PyCon 2017 was held about 45 miles south of Portland, Oregon where I am fortunate enough to live. I am typically not a great conference attendee so I was a bit nervous and apprehensive about going. After walking into the Portland Convention Center and being surrounded by 3,500 fellow Python enthusiasts, however, I was super excited.

PyCon 2017 Talks

There were several amazing talks on a wide array of subjects. There were first time PyCon presenters like Jonas Neubert with a fascinating talk on using Python for factory automation. Along with some “heavy hitters” in the Python community such as Philip James and Daniele Procida. Daniele’s talk on documentation was very interesting and definitely a different way of thinking of of the documentation process.

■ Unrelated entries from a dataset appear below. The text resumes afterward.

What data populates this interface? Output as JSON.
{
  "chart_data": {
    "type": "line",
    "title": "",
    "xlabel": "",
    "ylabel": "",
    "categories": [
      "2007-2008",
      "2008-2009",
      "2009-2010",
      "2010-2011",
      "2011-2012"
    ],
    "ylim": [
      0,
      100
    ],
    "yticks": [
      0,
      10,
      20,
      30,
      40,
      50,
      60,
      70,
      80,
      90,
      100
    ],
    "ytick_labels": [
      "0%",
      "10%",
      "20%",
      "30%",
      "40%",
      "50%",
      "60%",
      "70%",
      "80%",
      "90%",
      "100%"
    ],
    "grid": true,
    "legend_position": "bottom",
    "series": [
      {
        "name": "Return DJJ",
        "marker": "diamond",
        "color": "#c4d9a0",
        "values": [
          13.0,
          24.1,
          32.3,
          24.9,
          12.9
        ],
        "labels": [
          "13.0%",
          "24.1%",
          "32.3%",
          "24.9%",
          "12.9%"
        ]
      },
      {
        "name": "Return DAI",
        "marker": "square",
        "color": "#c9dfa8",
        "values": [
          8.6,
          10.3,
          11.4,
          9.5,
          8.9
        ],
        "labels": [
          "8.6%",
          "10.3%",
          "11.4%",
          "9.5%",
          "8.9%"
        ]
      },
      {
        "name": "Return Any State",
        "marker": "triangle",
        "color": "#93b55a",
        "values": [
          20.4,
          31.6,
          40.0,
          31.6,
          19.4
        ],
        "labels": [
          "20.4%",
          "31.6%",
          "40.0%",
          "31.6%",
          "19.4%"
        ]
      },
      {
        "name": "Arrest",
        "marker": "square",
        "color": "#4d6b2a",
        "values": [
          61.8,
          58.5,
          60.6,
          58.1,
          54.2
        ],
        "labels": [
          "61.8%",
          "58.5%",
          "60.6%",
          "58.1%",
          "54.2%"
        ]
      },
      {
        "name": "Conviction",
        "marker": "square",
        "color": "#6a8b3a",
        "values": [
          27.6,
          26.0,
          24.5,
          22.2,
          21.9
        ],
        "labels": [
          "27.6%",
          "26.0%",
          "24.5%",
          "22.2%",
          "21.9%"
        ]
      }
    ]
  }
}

There were some really good keynote speeches as well. I really enjoyed learning from Lisa Guo on the migration path Instagram took to go from Python 2 to Python 3. I also found Dr. Katy Huff‘s talk on some practical applications for Python in the science field to be quite interesting.

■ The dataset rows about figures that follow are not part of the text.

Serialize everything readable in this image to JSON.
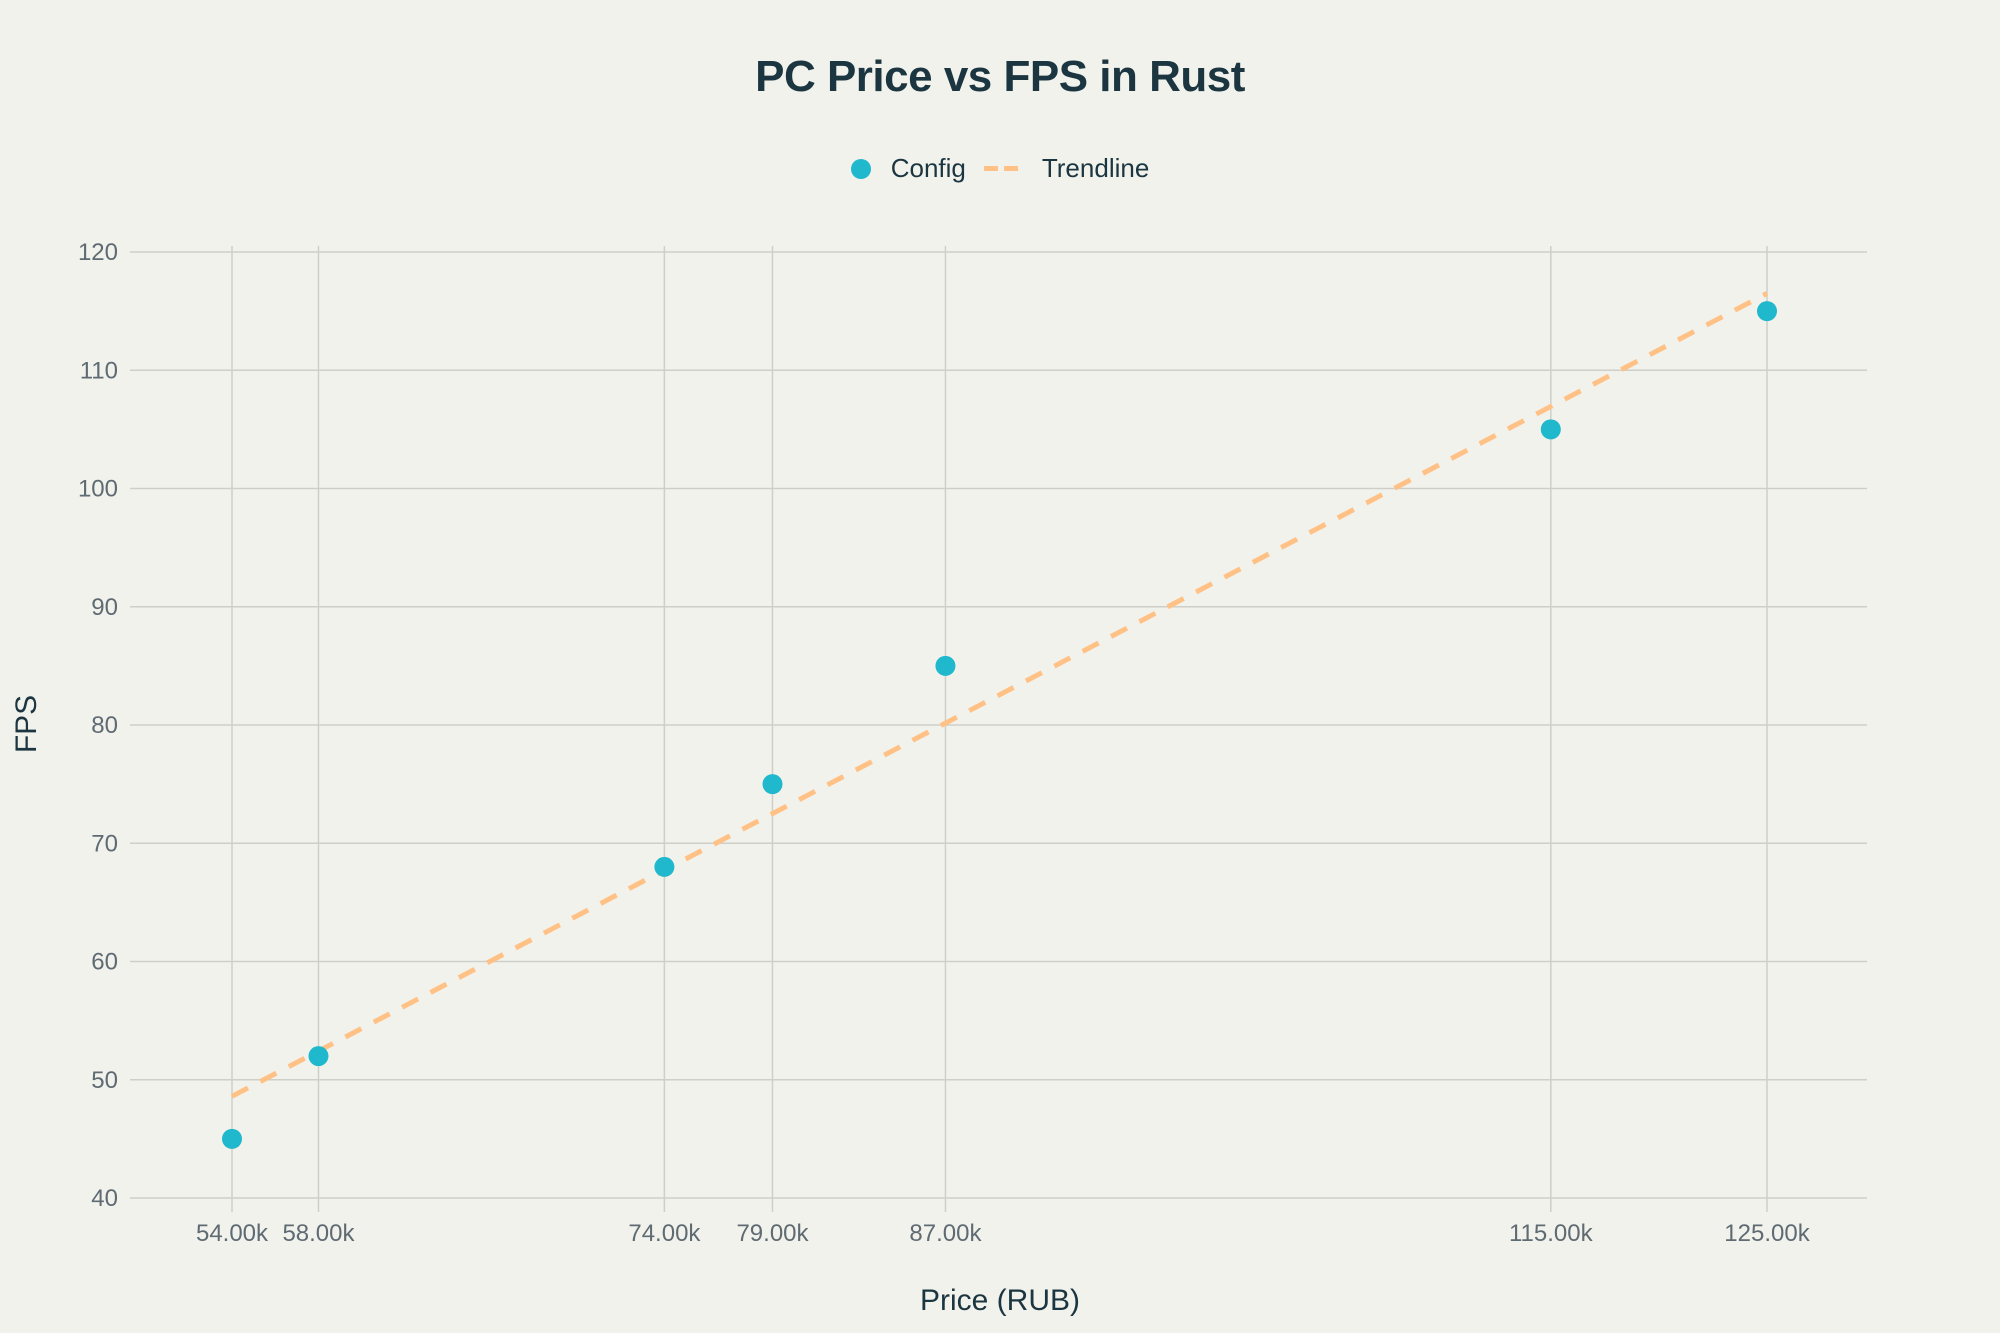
{
  "title": "PC Price vs FPS in Rust",
  "legend": {
    "items": [
      {
        "label": "Config",
        "type": "marker",
        "color": "#1fb8cd"
      },
      {
        "label": "Trendline",
        "type": "dash",
        "color": "#ffc185"
      }
    ]
  },
  "axes": {
    "x_title": "Price (RUB)",
    "y_title": "FPS",
    "x_ticks": [
      {
        "value": 54000,
        "label": "54.00k"
      },
      {
        "value": 58000,
        "label": "58.00k"
      },
      {
        "value": 74000,
        "label": "74.00k"
      },
      {
        "value": 79000,
        "label": "79.00k"
      },
      {
        "value": 87000,
        "label": "87.00k"
      },
      {
        "value": 115000,
        "label": "115.00k"
      },
      {
        "value": 125000,
        "label": "125.00k"
      }
    ],
    "y_ticks": [
      40,
      50,
      60,
      70,
      80,
      90,
      100,
      110,
      120
    ]
  },
  "colors": {
    "background": "#f2f2ed",
    "grid": "#d2d2cc",
    "marker": "#1fb8cd",
    "trendline": "#ffc185",
    "title": "#1b3640",
    "tick": "#5f6b72"
  },
  "chart_data": {
    "type": "scatter",
    "title": "PC Price vs FPS in Rust",
    "xlabel": "Price (RUB)",
    "ylabel": "FPS",
    "ylim": [
      40,
      120
    ],
    "xlim": [
      50400,
      128600
    ],
    "grid": true,
    "legend_position": "top-center",
    "series": [
      {
        "name": "Config",
        "mode": "markers",
        "x": [
          54000,
          58000,
          74000,
          79000,
          87000,
          115000,
          125000
        ],
        "y": [
          45,
          52,
          68,
          75,
          85,
          105,
          115
        ]
      },
      {
        "name": "Trendline",
        "mode": "lines-dashed",
        "x": [
          54000,
          125000
        ],
        "y": [
          48.6,
          116.5
        ]
      }
    ]
  }
}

Kenneth Love gave a tutorial on the Django Admin which I would encourage people to work through as well. As usual it is a great presentation and Mr. Love provides excellent information.

There were many other great talks, from many great speakers. The conference talks are available on YouTube here. I’d encourage you to watch, listen, and learn from as many as possible.

Vendors

There were some great vendors and businesses in attendance. Big companies like Google, Microsoft, Intel, and Facebook/Instagram were all there. They all offered some excellent short talks in their booths on how they were using Python for their applications or products. They also had a variety of swag they were giving away in exchange for a badge scan.

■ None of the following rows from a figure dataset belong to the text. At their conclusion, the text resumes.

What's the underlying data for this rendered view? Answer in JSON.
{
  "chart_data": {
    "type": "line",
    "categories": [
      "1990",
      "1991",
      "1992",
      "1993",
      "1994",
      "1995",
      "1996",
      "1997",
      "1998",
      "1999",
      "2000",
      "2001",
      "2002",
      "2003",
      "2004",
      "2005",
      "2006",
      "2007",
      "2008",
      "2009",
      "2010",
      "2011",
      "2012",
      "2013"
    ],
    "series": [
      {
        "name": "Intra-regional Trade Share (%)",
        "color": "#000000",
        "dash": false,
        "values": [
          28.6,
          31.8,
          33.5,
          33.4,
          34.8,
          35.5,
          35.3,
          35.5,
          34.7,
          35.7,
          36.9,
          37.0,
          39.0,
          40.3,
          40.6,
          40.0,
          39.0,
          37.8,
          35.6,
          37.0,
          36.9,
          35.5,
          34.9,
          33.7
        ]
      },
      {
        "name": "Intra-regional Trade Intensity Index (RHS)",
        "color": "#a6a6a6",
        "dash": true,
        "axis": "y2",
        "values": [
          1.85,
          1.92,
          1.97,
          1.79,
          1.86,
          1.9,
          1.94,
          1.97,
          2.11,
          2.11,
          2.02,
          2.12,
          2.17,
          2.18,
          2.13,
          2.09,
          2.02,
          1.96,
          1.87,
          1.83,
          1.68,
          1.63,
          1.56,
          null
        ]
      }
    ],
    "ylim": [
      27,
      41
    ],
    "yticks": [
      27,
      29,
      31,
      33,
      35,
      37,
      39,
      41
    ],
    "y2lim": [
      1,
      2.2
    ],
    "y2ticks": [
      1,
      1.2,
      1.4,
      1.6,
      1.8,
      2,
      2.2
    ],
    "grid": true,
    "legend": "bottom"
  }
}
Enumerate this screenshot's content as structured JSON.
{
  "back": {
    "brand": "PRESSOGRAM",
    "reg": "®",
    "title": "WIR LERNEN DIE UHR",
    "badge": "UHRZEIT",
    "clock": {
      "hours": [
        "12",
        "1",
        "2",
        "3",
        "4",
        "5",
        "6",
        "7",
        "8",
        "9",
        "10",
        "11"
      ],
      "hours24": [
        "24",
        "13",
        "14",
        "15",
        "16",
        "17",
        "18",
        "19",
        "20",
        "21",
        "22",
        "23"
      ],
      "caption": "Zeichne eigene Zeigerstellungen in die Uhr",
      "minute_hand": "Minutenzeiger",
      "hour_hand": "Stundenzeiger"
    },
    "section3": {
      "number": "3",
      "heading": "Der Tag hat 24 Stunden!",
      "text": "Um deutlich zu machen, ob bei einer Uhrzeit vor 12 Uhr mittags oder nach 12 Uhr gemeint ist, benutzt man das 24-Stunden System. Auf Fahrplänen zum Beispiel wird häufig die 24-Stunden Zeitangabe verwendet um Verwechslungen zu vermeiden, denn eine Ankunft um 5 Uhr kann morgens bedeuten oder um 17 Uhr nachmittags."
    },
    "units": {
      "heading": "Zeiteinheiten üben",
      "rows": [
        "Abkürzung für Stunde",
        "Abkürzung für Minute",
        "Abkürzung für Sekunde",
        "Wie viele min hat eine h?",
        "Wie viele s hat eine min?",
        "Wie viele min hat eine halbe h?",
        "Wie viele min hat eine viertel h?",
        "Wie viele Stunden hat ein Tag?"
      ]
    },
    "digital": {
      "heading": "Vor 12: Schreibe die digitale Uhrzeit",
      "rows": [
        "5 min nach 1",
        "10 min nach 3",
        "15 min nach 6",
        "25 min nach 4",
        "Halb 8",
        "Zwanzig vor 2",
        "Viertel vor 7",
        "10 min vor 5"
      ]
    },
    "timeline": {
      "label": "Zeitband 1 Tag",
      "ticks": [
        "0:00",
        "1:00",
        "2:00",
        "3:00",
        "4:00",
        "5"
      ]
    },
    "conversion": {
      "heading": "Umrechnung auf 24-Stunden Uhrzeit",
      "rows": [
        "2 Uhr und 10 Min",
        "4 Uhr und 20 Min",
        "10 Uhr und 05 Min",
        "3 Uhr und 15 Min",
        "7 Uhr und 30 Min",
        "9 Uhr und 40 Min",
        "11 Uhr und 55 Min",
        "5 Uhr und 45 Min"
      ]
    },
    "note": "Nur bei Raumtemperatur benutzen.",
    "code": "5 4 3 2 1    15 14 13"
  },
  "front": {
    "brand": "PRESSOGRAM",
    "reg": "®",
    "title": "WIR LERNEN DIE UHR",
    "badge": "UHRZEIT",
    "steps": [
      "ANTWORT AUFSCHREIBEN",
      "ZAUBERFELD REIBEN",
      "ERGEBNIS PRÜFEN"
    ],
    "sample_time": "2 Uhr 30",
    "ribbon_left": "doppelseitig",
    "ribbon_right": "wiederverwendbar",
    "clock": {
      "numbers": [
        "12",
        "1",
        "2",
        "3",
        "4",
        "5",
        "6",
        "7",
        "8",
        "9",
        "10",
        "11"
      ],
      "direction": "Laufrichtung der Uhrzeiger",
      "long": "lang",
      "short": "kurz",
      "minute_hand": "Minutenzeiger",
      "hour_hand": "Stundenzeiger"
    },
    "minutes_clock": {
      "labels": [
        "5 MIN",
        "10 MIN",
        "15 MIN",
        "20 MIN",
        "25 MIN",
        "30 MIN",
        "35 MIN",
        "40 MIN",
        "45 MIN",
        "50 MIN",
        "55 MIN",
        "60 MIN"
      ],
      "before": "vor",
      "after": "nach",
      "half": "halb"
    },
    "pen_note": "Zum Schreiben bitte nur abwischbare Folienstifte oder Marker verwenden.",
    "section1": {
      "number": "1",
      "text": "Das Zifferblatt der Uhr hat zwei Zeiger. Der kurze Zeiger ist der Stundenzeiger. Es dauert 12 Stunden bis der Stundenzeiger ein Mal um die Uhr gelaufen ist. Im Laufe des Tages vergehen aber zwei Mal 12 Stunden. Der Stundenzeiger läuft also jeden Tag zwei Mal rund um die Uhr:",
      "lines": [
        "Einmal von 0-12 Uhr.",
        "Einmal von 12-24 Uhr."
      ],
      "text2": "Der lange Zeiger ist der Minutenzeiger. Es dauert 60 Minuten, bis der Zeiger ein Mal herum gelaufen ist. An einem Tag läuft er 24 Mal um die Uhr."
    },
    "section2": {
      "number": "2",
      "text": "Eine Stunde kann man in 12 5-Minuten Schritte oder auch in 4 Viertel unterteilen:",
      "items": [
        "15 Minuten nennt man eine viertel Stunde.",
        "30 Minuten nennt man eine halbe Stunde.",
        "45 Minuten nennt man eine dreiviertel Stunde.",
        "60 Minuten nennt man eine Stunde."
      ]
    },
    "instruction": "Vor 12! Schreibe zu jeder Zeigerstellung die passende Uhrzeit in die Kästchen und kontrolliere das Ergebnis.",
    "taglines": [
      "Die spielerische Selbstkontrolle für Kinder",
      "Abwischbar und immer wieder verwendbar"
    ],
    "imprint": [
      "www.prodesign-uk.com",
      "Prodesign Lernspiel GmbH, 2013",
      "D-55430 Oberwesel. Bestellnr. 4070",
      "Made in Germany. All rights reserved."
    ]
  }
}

Google had an hourly trivia session and provided prizes for the correct answer. I picked up a copy of Python in a Nutshell: A Desktop Quick Reference for knowing that PyCon 2018 would be held in Cleveland, Ohio. Intel had several drawings for an Amazon Echo, along with several other vendors actually. Booz Allen Hamilton had several drawings for a Raspberry PI 3 Model B which I sadly wasn’t able to win.

Company branded socks were one of the big swag things at PyCon, beyond the t-shirts, stickers, and fidget spinners. Microsoft, O’Reilly Publishing, Citus Data, and Heroku all had custom socks. Scan your badge… get socks.

PyCon 2017 Vendor socks

Community

In addition to the great learning opportunities the talks provided, and the interaction with sponsors, another key feature of any conference is the people. The opportunity to get to meet and talk with people like Andrew Pinkham who authored Django Unleashed, or Russell Keith-Magee of BeeWare was spectacular. Having the chance to meet and talk with other developers about industry trends was great as well.

I have heard that the Python community is second to none in terms of inclusiveness and I was able to witness first hand that is indeed the case. Due to the exceptional overall experience I had at PyCon 2017, I am sincerely hoping that I can make to the trip to Cleveland in 2018.